His captain is a woman who is slowly going crazy not being able to smoke in space. Her son back on Earth copes with her gianormously long absences by collecting every living creature he can get to follow him home; her husband’s kinda bland, he’s in like two panels.

The other guy on crew – oh man you guys, spoiler alert because what makes his storyline so awesome is that the series opens with him and his wife flying on an Earth-to-moon transport and it crashes and he survives but she doesn’t and the vessel becomes debris that explodes into orbit and that’s why he becomes a debris collector (space trash guy), to find the compass she always wore because she was afraid of flying.

Seriously, that character motivation is so elegantly sparse yet easy to see that it’s what made that little great read “click” sound in the back of my head.
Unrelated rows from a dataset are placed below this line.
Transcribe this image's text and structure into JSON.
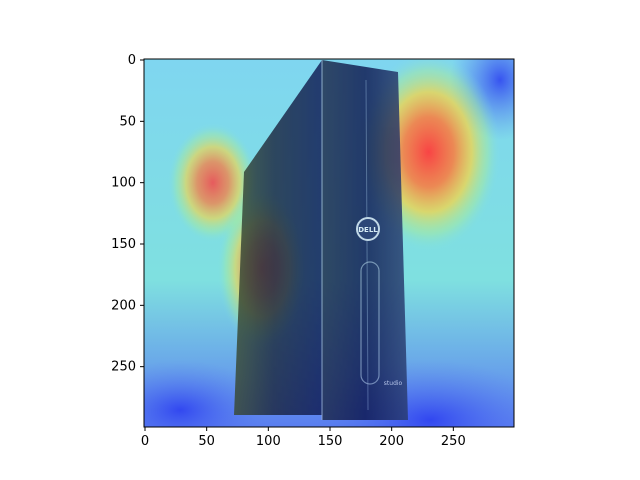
{
  "chart_data": {
    "type": "heatmap",
    "title": "",
    "xlabel": "",
    "ylabel": "",
    "image_size": [
      300,
      300
    ],
    "xlim": [
      0,
      300
    ],
    "ylim": [
      300,
      0
    ],
    "x_ticks": [
      0,
      50,
      100,
      150,
      200,
      250
    ],
    "y_ticks": [
      0,
      50,
      100,
      150,
      200,
      250
    ],
    "x_tick_labels": [
      "0",
      "50",
      "100",
      "150",
      "200",
      "250"
    ],
    "y_tick_labels": [
      "0",
      "50",
      "100",
      "150",
      "200",
      "250"
    ],
    "colormap": "jet",
    "overlay_subject": "Dell desktop tower computer",
    "hotspots": [
      {
        "x": 230,
        "y": 75,
        "intensity": 1.0
      },
      {
        "x": 55,
        "y": 100,
        "intensity": 0.85
      },
      {
        "x": 95,
        "y": 170,
        "intensity": 0.8
      }
    ],
    "grid": false,
    "legend": "none"
  },
  "branding": {
    "logo_text": "DELL",
    "model_text": "studio"
  },
  "colors": {
    "axis": "#000000",
    "case_dark": "#1a1f38",
    "bezel_blue": "#0b1f7a"
  }
}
And it was right!

The story evolves into a war about control and pollution in outer space, and another spoiler alert – it does eventually get to Jupiter. It centers around the characters but since they’re all space people, the politics affect their whole way of living, so it’s high personal stakes anchored in a bigger turbulent world. And the art reflects that, too; it’s not photorealistic, but it’s detailed enough to show endless personal character/emotional details and contrast the straight intricate lines of space stations to the more unpredictable flexibility of humans and Earth.

My only problem with this series is that it’s too short, because you never see what actually happens once they actually land on Jupiter, i.e. achieve only the first part of a much bigger mission they’ll be on for seven years, and the evil bureaucrat was just warming up with his shady priest friend by the last few pages. 

Bookshelf and I demand more manga! Where’s our Volume 4/3?

The big disconnect

Book: The Big Rewind: A Memoir Brought to You By Pop Culture
Author: Nathan Rabin
Published: 2009 (Scribner)
Pages: 339

Ugh. Okay, so AV Club writing + crazy life + Friends of the Library book sale = the perfect $2 storm of a reading experience, right? Not so much.

Rabin’s really good at writing about pop culture and showing how everything from The Great Gatsby to gangster rap shapes culture and relates to and builds on and influences and saves and reforms each other and its audience. He’s also got a hell of a turbulent early life that clung to pop culture as an escape to better things that became his real life. Unfortunately, these two things are not combined. In a memoir where that’s supposed to be the whole point. That is a problem.

Each chapter’s headed by a title, a subtitle of the pop culture work that’s supposed to have something to do with the chapter’s subject, and then – and THEN a second subtitle that’s no more than another zinger. And oh sweet mumbo jumbo there are zingers. ALL. OVER. I’m not going to take Rabin’s depressed dad, runaway mom, stay in a disturbed teenage home, or exploding supernova of a terrible first relationship seriously if he’s trying his standup act all in this.

I love sarcasm and it’s the best emotional shield/bonding device ever, but especially in personal prose like oh I don’t know a memoir, it keeps dear readers at arms’ length at the exact moments when you need to draw them close to give them anything more than a shallow experience.

And beyond a paragraph or half-page at the beginning of each chapter, the particular pieces of pop culture are never mentioned in the kind of soul-saving life-molding specifics that I was so looking forward to hearing about. Dude, I am basically a pile of books and CDs and Seinfeld and Star Wars and Doctor Who quotes built in the rough shape of a human being; I understand this shit and I survived high school exactly like this, but there weren’t nearly enough personal connections between the narrative and the material to make me feel like I know Rabin any more than his naked commune neighbors.

I’d been looking forward to reading this, too. The AV Club podcast has spoiled me on pop culture connection storytelling, I guess, although Rabin has always been my least favorite speaker for the reasons as state above so I should’ve known. Such high hopes are going into the donate pile.*
*Actually a trash bag I will have to haul out to my car soon before it gets too heavy.